Among the programs with deep cuts:

* Section 2 housing for low—income elderly—a 26 percent cut.

* Section 811 housing for low-income peo ple with disabilities—a 50 percent cut.

* The Community Development Block Grant program—a 30 percent cut.

* The Child Care and Development Block Grant program would face cuts of $1.03 billion in the next five years. This means that the number of children receiving child care assistance would drop by 400,000 by 2011 compared to 2005.

* The Social Services Block Grant, which provides funding to states for social services for low-income and vulnerable populations, would be cut by 30 percent or $500 million.

* Medicaid, which provides health insurance to low-income children, parents, seniors and people with disabilities, would lose $13.8 billion in five years through combined funding cuts and regulatory changes.

Other programs would be terminated altogether.
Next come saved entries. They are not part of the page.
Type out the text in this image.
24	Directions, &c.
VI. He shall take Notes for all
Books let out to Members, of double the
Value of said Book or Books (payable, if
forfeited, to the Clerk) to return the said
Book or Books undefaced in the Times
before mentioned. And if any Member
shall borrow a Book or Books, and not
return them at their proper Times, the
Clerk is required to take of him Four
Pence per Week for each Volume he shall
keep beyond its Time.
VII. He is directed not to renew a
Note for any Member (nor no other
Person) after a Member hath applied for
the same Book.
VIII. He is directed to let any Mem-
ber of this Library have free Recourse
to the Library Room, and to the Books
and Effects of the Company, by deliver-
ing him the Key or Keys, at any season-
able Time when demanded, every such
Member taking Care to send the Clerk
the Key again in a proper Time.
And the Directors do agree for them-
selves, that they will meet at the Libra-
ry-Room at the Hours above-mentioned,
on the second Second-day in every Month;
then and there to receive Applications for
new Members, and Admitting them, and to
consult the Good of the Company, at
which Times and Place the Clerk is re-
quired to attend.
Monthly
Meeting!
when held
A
For example:

* The Commodity Supplemental Food Program, which provides
nutritional food packages for less than $20 a month to more than 400,000 low-income elderly people, one-third of whom are over 75.

* The Preventative Care Block Grant, which is operated by the Centers for Disease Control and Prevention and provide grants to states for preventative health services
for poor populations.

* The TRIO Talent Search program, under which colleges and universities—in many cases historically Black colleges and universities—assist disadvantaged secondary school students to prepare for college.
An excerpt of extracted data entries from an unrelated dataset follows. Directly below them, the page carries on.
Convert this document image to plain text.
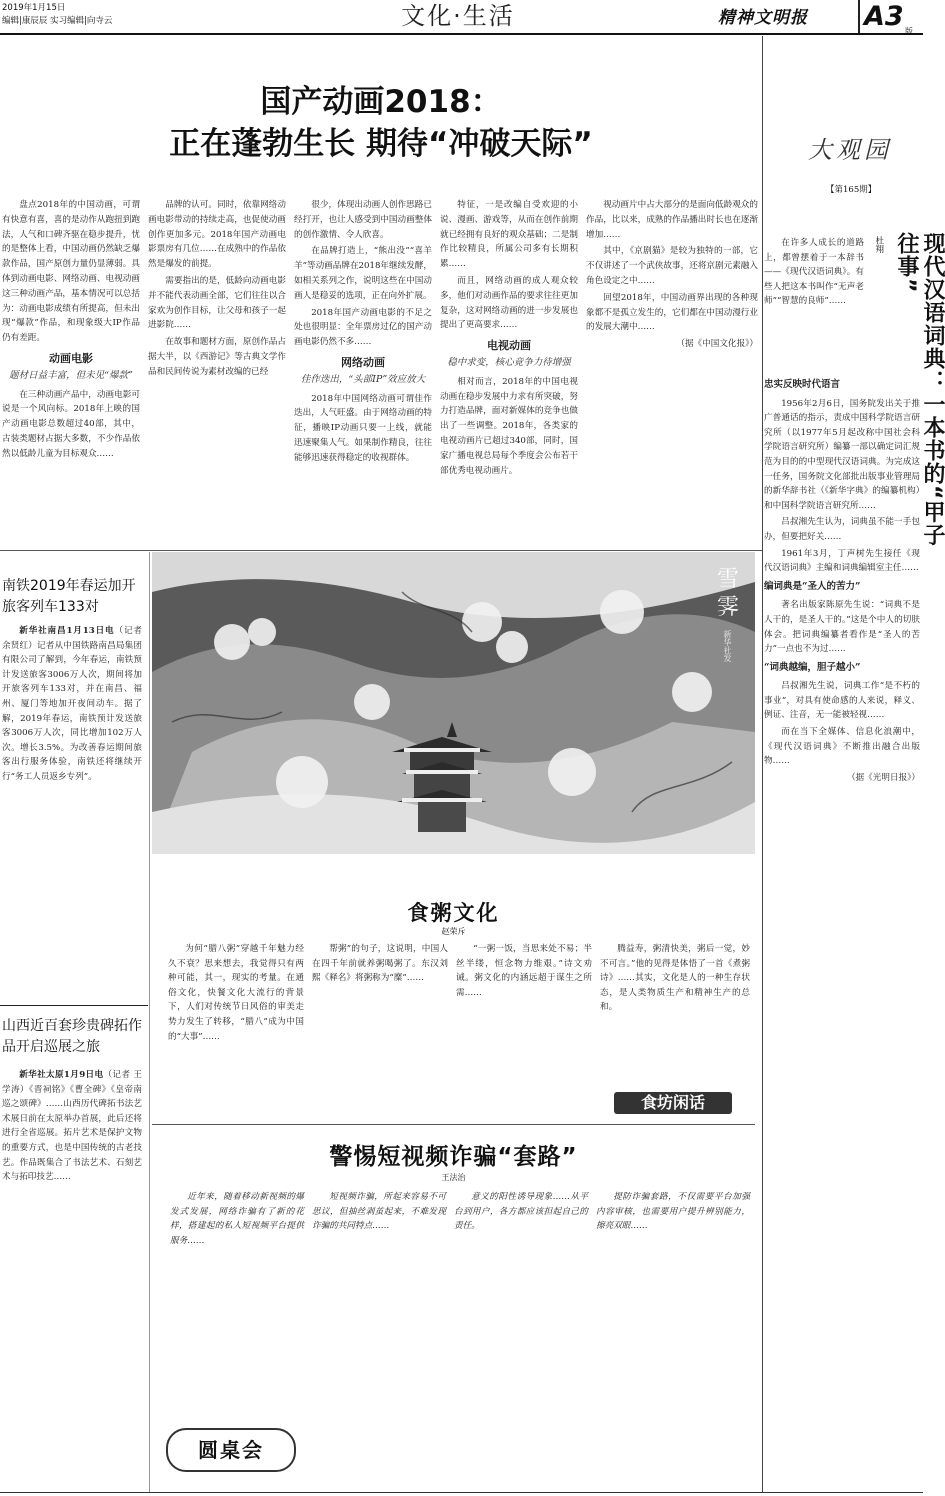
2019年1月15日
编辑|康辰辰 实习编辑|向寺云	文化·生活	精神文明报 A3 版
国产动画2018：
正在蓬勃生长 期待“冲破天际”

盘点2018年的中国动画，可谓有快意有喜，喜的是动作从跑扭到跑法，人气和口碑齐驱在稳步提升，忧的是整体上看，中国动画仍然缺乏爆款作品，国产原创力量仍显薄弱。具体到动画电影、网络动画、电视动画这三种动画产品，基本情况可以总括为：动画电影成绩有所提高，但未出现“爆款”作品，和现象级大IP作品仍有差距。

动画电影
题材日益丰富，但未见“爆款”

在三种动画产品中，动画电影可说是一个风向标。2018年上映的国产动画电影总数超过40部，其中，古装类题材占据大多数，不少作品依然以低龄儿童为目标观众……

品牌的认可。同时，依靠网络动画电影带动的持续走高，也促使动画创作更加多元。2018年国产动画电影票房有几位……在成熟中的作品依然是爆发的前提。

需要指出的是，低龄向动画电影并不能代表动画全部，它们往往以合家欢为创作目标，让父母和孩子一起进影院……

在故事和题材方面，原创作品占据大半，以《西游记》等古典文学作品和民间传说为素材改编的已经

很少，体现出动画人创作思路已经打开，也让人感受到中国动画整体的创作激情、令人欣喜。

在品牌打造上，“熊出没”“喜羊羊”等动画品牌在2018年继续发酵，如相关系列之作，说明这些在中国动画人是稳妥的选项，正在向外扩展。

2018年国产动画电影的不足之处也很明显：全年票房过亿的国产动画电影仍然不多……

网络动画
佳作迭出，“头部IP”效应放大

2018年中国网络动画可谓佳作迭出，人气旺盛。由于网络动画的特征，播映IP动画只要一上线，就能迅速聚集人气。如果制作精良，往往能够迅速获得稳定的收视群体。

特征，一是改编自受欢迎的小说、漫画、游戏等，从而在创作前期就已经拥有良好的观众基础；二是制作比较精良，所属公司多有长期积累……

而且，网络动画的成人观众较多，他们对动画作品的要求往往更加复杂，这对网络动画的进一步发展也提出了更高要求……

电视动画
稳中求变，核心竞争力待增强

相对而言，2018年的中国电视动画在稳步发展中力求有所突破，努力打造品牌，面对新媒体的竞争也做出了一些调整。2018年，各类家的电视动画片已超过340部，同时，国家广播电视总局每个季度会公布若干部优秀电视动画片。

视动画片中占大部分的是面向低龄观众的作品，比以来，成熟的作品播出时长也在逐渐增加……

其中，《京剧猫》是较为独特的一部，它不仅讲述了一个武侠故事，还将京剧元素融入角色设定之中……

回望2018年，中国动画界出现的各种现象都不是孤立发生的，它们都在中国动漫行业的发展大潮中……

（据《中国文化报》）
南铁2019年春运加开旅客列车133对

新华社南昌1月13日电（记者 余贤红）记者从中国铁路南昌局集团有限公司了解到，今年春运，南铁预计发送旅客3006万人次，期间将加开旅客列车133对，并在南昌、福州、厦门等地加开夜间动车。据了解，2019年春运，南铁预计发送旅客3006万人次，同比增加102万人次。增长3.5%。为改善春运期间旅客出行服务体验，南铁还将继续开行“务工人员返乡专列”。

山西近百套珍贵碑拓作品开启巡展之旅

新华社太原1月9日电（记者 王学涛）《晋祠铭》《曹全碑》《皇帝南巡之颂碑》……山西历代碑拓书法艺术展日前在太原举办首展，此后还将进行全省巡展。拓片艺术是保护文物的重要方式，也是中国传统的古老技艺。作品既集合了书法艺术、石刻艺术与拓印技艺……

雪
霁
新华社发
食粥文化
赵荣斥

为何“腊八粥”穿越千年魅力经久不衰？思来想去，我觉得只有两种可能，其一，现实的考量。在通俗文化，快餐文化大流行的背景下，人们对传统节日风俗的审美走势力发生了转移，“腊八”成为中国的“大事”……

帮粥”的句子，这说明，中国人在四千年前就养粥喝粥了。东汉刘熙《释名》将粥称为“糜”……

“一粥一饭，当思来处不易；半丝半缕，恒念物力维艰。”诗文劝诫。粥文化的内涵远超于谋生之所需……

腾益寿，粥清快美，粥后一觉，妙不可言。”他的见得是体悟了一首《煮粥诗》……其实，文化是人的一种生存状态，是人类物质生产和精神生产的总和。

食坊闲话
警惕短视频诈骗“套路”
王法治

近年来，随着移动新视频的爆发式发展，网络诈骗有了新的花样，搭建起的私人短视频平台提供服务……

短视频诈骗，所起来容易不可思议，但抽丝剥茧起来，不难发现诈骗的共同特点……

意义的阳性诱导现象……从平台到用户，各方都应该担起自己的责任。

提防诈骗套路，不仅需要平台加强内容审核，也需要用户提升辨别能力，擦亮双眼……

圆桌会
大观园
【第165期】
现代汉语词典：一本书的“甲子往事”
杜翔

在许多人成长的道路上，都曾摆着于一本辞书——《现代汉语词典》。有些人把这本书叫作“无声老师”“智慧的良师”……

忠实反映时代语言

1956年2月6日，国务院发出关于推广普通话的指示，责成中国科学院语言研究所（以1977年5月起改称中国社会科学院语言研究所）编纂一部以确定词汇规范为目的的中型现代汉语词典。为完成这一任务，国务院文化部批出版事业管理局的新华辞书社（《新华字典》的编纂机构）和中国科学院语言研究所……

吕叔湘先生认为，词典虽不能一手包办，但要把好关……

1961年3月，丁声树先生接任《现代汉语词典》主编和词典编辑室主任……

编词典是“圣人的苦力”

著名出版家陈原先生说：“词典不是人干的，是圣人干的。”这是个中人的切肤体会。把词典编纂者看作是“圣人的苦力”一点也不为过……

“词典越编，胆子越小”

吕叔湘先生说，词典工作“是不朽的事业”，对具有使命感的人来说，释义、例证、注音，无一能被轻视……

而在当下全媒体、信息化浪潮中，《现代汉语词典》不断推出融合出版物……

（据《光明日报》）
* The Community Services Block Grant, which provides funding for a variety of social services and other types of assistance to low-income families and elderly and disabled people.

If the budget is enacted, it would give an average of $136,000 in tax relief for people who make over $1 million a year. Making the cuts permanent would hand these millionaires $900 billion in the next ten years. More than $600 billion of this would go to the .2 percent of the super-rich families making over a million dollars a year. (Urban Institute-Brookings Institu tion on Tax Policy)

The budget is inherently racist. African-Americans, Latin@s and other nationalities are disproportionately poor, have lower wages, worse living conditions and are therefore in greater need of the social services being slashed by the Bush budget.

The Iraq War is a net loss to U.S. imperialism, which is spending the U.S. Trea sury to get Iraqi oil and territory. But only the military contractors are making any money out of the war. The treasury is being drained to the tune of $10 billion a month. The same can be said of the war in Afghanistan. U.S. finance capital has been stymied in its drive to recolonize the Middle East.

But it is carrying out a campaign of economic aggression against the population on the home front on behalf of the Wall Street and corporate big business. Bush’s budget is a major offensive in that domestic war. It is a transfer of money from the mass of the people to the military-industrial complex and to the millionaires and billionaires of the ruling class. This is Bush’s real base.

But the Democrats are not the answer.

The only road for the workers and the oppressed is to mount a determined counter-offensive. The Democratic Party has voted for every war appropriation. It has let the Bush administration have its way without much more than a whimpering and totally ineffective protest, put up for the benefit of their constituents. There has been not one ounce of genuine struggle because the Democrats serve the same corporate masters that Bush and the Republicans do.

The labor unions, community organizations, anti-war groups, environmental groups, anti-racist groups and liberation organizations of all types must forge a broad, independent united front to beat back this offensive by Bush and the ruling class.